Welcome to the blog of the Consulting Editors Alliance. This is our forum for sharing views on the wonderful, bizarre, enormously frustrating and satisfying (depends on the day) world of book publishing and our roles in it as freelance editors, writing collaborators, and ghostwriters. Please join the conversation!

Sunday, June 26, 2011

Philip Roth: "I Wised Up"

I enjoyed this interview with Philip Roth (from the Financial Times, via Slate).  My favorite moment: When Roth says that he doesn't read fiction anymore, and when the interview asks why, Roth replied, "I don't know.  I wised up."  A cryptic answer that Roth declines to explain further.

Perhaps I like this exchange because it might seem to validate my own strong preference for reading non-fiction rather than fiction.  Although I am willing to make an exception when the fiction is by Philip Roth.

Monday, June 20, 2011

Eek! Get Me Copy Editing!

As the writer (not the author) of a book, I recently sent the manuscript along to the editor, Judith Jones, at Knopf. The author’s agent commented that we could look forward to the book actually being edited. “So many editors today just send manuscripts straight to copyediting.”

I was not so surprised—we hear this sort of thing all the time—but then I read Ian Frazier’s review of John Darnton’s terrific memoir, Almost a Family. Frazier’s praise for the book was unqualified, but he closed with a paragraph expressing his disappointment with the editing of the book:

“Are books more carelessly edited than they used to be, or is it just my imagination? In general this book is not so bad in that regard. However, I was discouraged to see that Knopf’s copyeditors seem not to know the difference between “poured” and “pored” and “clamoring” and “clambering.” He goes on to note that the copy editors let “eek out subsistence livelihoods” slip by. “Eek!”

There is one obvious explanation: spell check. Whether the publishers are skipping real copyeditors and relying on that function or if lazy copyeditors are to blame, letting the computer do the job is an obvious factor. It isn’t enough. Spell check is great—for spelling—but writers, editors and copyeditors still need to be sure that the word itself is the right one.

Frazier closes with the hope that the next editions of Darnton’s book are corrected. And I suggest that more reviewers help by pointing out at least the most egregious flaws. Or is the age of shame also behind us?

Wednesday, June 15, 2011

The Literature of the World in a Warehouse in Richmond, California

I love this story about Brewster Kahle, who has taken it upon himself to create an archive for hard copies of books scanned, digitized--and then mostly discarded--by Google.  Ultimately he hopes his collection will include some ten million books.

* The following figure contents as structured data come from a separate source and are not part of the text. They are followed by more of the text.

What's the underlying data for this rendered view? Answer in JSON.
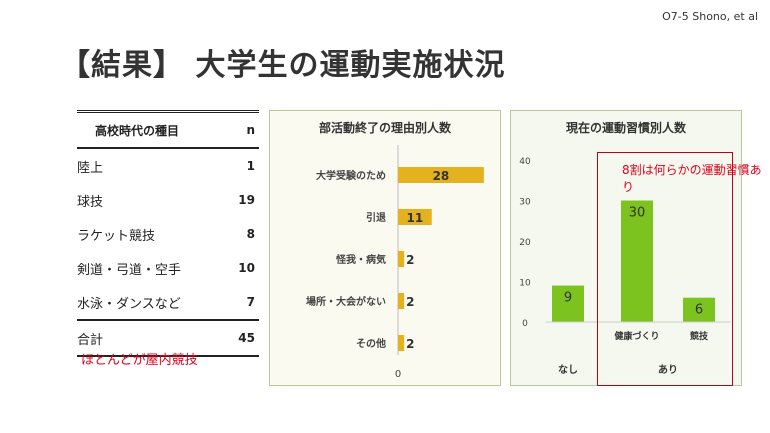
{
  "ref": "O7-5 Shono, et al",
  "title": "【結果】 大学生の運動実施状況",
  "table": {
    "header": {
      "name": "高校時代の種目",
      "n": "n"
    },
    "rows": [
      {
        "name": "陸上",
        "n": "1"
      },
      {
        "name": "球技",
        "n": "19"
      },
      {
        "name": "ラケット競技",
        "n": "8"
      },
      {
        "name": "剣道・弓道・空手",
        "n": "10"
      },
      {
        "name": "水泳・ダンスなど",
        "n": "7"
      }
    ],
    "total": {
      "name": "合計",
      "n": "45"
    },
    "note": "ほとんどが屋内競技"
  },
  "colors": {
    "bar_yellow": "#e3b21e",
    "bar_green": "#7cc31f",
    "callout_red": "#c0001a"
  },
  "chart_data": [
    {
      "type": "bar",
      "orientation": "horizontal",
      "title": "部活動終了の理由別人数",
      "categories": [
        "大学受験のため",
        "引退",
        "怪我・病気",
        "場所・大会がない",
        "その他"
      ],
      "values": [
        28,
        11,
        2,
        2,
        2
      ],
      "xtick": "0",
      "xlim": [
        0,
        30
      ],
      "grid": false
    },
    {
      "type": "bar",
      "title": "現在の運動習慣別人数",
      "categories": [
        "",
        "健康づくり",
        "競技"
      ],
      "groups": [
        {
          "label": "なし"
        },
        {
          "label": "あり"
        }
      ],
      "values": [
        9,
        30,
        6
      ],
      "yticks": [
        "0",
        "10",
        "20",
        "30",
        "40"
      ],
      "ylim": [
        0,
        40
      ],
      "annotation": "8割は何らかの運動習慣あり"
    }
  ]
}
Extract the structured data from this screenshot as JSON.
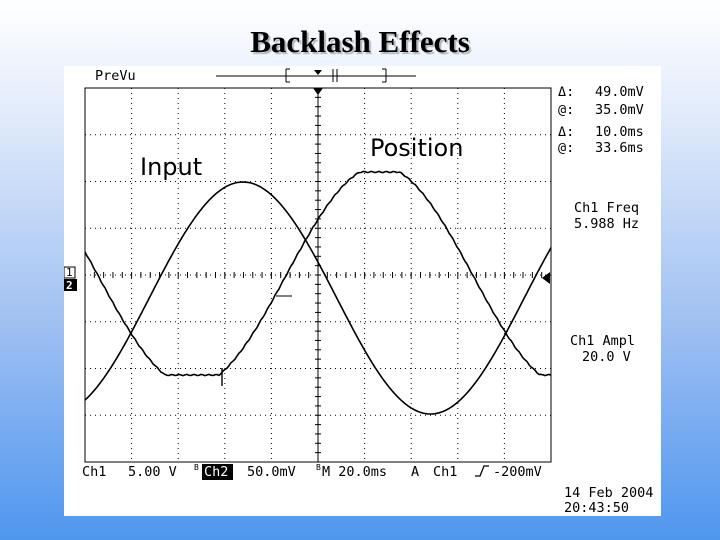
{
  "slide": {
    "title": "Backlash Effects"
  },
  "scope": {
    "mode": "PreVu",
    "annotations": {
      "input": "Input",
      "position": "Position"
    },
    "channel_markers": {
      "ch1": "1",
      "ch2": "2"
    },
    "cursor_readout": {
      "delta_v_label": "Δ:",
      "delta_v": "49.0mV",
      "at_v_label": "@:",
      "at_v": "35.0mV",
      "delta_t_label": "Δ:",
      "delta_t": "10.0ms",
      "at_t_label": "@:",
      "at_t": "33.6ms"
    },
    "measurements": [
      {
        "label": "Ch1 Freq",
        "value": "5.988 Hz"
      },
      {
        "label": "Ch1 Ampl",
        "value": "20.0 V"
      }
    ],
    "status_bar": {
      "ch1": "Ch1",
      "ch1_scale": "5.00 V",
      "ch2": "Ch2",
      "ch2_scale": "50.0mV",
      "timebase": "M 20.0ms",
      "trigger_mode": "A",
      "trigger_source": "Ch1",
      "trigger_slope": "rising",
      "trigger_level": "-200mV"
    },
    "timestamp": {
      "date": "14 Feb 2004",
      "time": "20:43:50"
    },
    "colors": {
      "trace": "#000000",
      "grid": "#000000",
      "background": "#ffffff"
    }
  }
}
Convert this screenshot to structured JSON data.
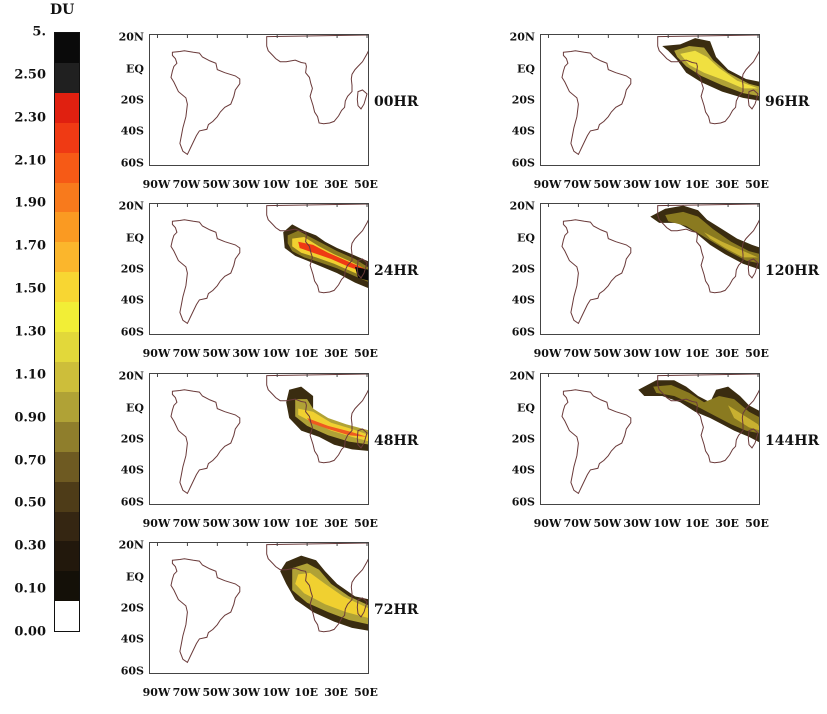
{
  "colorbar": {
    "unit": "DU",
    "labels": [
      "5.",
      "2.50",
      "2.30",
      "2.10",
      "1.90",
      "1.70",
      "1.50",
      "1.30",
      "1.10",
      "0.90",
      "0.70",
      "0.50",
      "0.30",
      "0.10",
      "0.00"
    ],
    "colors": [
      "#0a0a0a",
      "#202020",
      "#e02010",
      "#ef3a14",
      "#f65a16",
      "#f87a1c",
      "#fa9a22",
      "#fbb62c",
      "#f8d632",
      "#f2ee36",
      "#e2d83a",
      "#cdbe3a",
      "#b0a236",
      "#8f7e2c",
      "#6e5a22",
      "#4e3c18",
      "#352612",
      "#22180c",
      "#141008",
      "#ffffff"
    ]
  },
  "axes": {
    "lat_labels": [
      "20N",
      "EQ",
      "20S",
      "40S",
      "60S"
    ],
    "lon_labels": [
      "90W",
      "70W",
      "50W",
      "30W",
      "10W",
      "10E",
      "30E",
      "50E"
    ]
  },
  "panels": [
    {
      "label": "00HR",
      "plume": "none"
    },
    {
      "label": "24HR",
      "plume": "strong"
    },
    {
      "label": "48HR",
      "plume": "medium"
    },
    {
      "label": "72HR",
      "plume": "spread"
    },
    {
      "label": "96HR",
      "plume": "yellow"
    },
    {
      "label": "120HR",
      "plume": "dark"
    },
    {
      "label": "144HR",
      "plume": "dark2"
    }
  ]
}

Is there a point to Kahle's mission?  There will be if, by some quirk of history or technological evolution, we arrive at a moment when the Internet is no longer available or useable, and we suddenly realize that one of those old tomes we uploaded decades ago contains information we actually need or want.

Digital technology is great, but I for one wouldn't want to bet our entire cultural patrimony on the continued viability of any single electronic data storage and recovery system.

Sunday, June 12, 2011

The Gap

And I am not talking about jeans.

Since I have launched an independently published novel into the blogosphere of book reviews and book bloggers I have come across an interesting phenomenon. I am sure it will straighten out eventually but for the moment, I am reminded of what our guest, Laura Von Wermer said about techgeeks scaring the book people away from our territory and how we have to take it back (I'm paraphrasing).

Reviews, a basic tool -- you send an ARC out to a list of time honored media representatives and they assign the book. Either the reviewer likes it or not, but there are givens: they know that the book is not proofed so they don't point out typos; there is the understanding that the font of a novel is probably not something to review.

More important-who gets the ARCs--if you are dealing with a virtual PR agency, as I am, this is wild. We are definitely not in the same world. I have been the host blogger on a mommy blog for a novel about Marilyn Monroe. I believe the thinking for where a book should go is fundamentally different. Rather than to a MM site, or dead celebrity, or Hollywood, the thinking goes in multiple directions. Blogs can take you deeper and sideways rather than staying on topic.

It's all a learning experience and once I've mastered it I am sure the entire landscape will change. C'est La Guerre.

Thursday, June 9, 2011

A book of and for the ages

I am telling everyone these days about A TIME FOR EVERYTHING, by Karl Ove Knausgaard, translated from the Norwegian by James Anderson. I have not been so moved and awed by a book in years. The time you give this book will be repaid a thousand fold in honest emotion (one of the rarest things in art), spellbinding imagery, and profound ideas.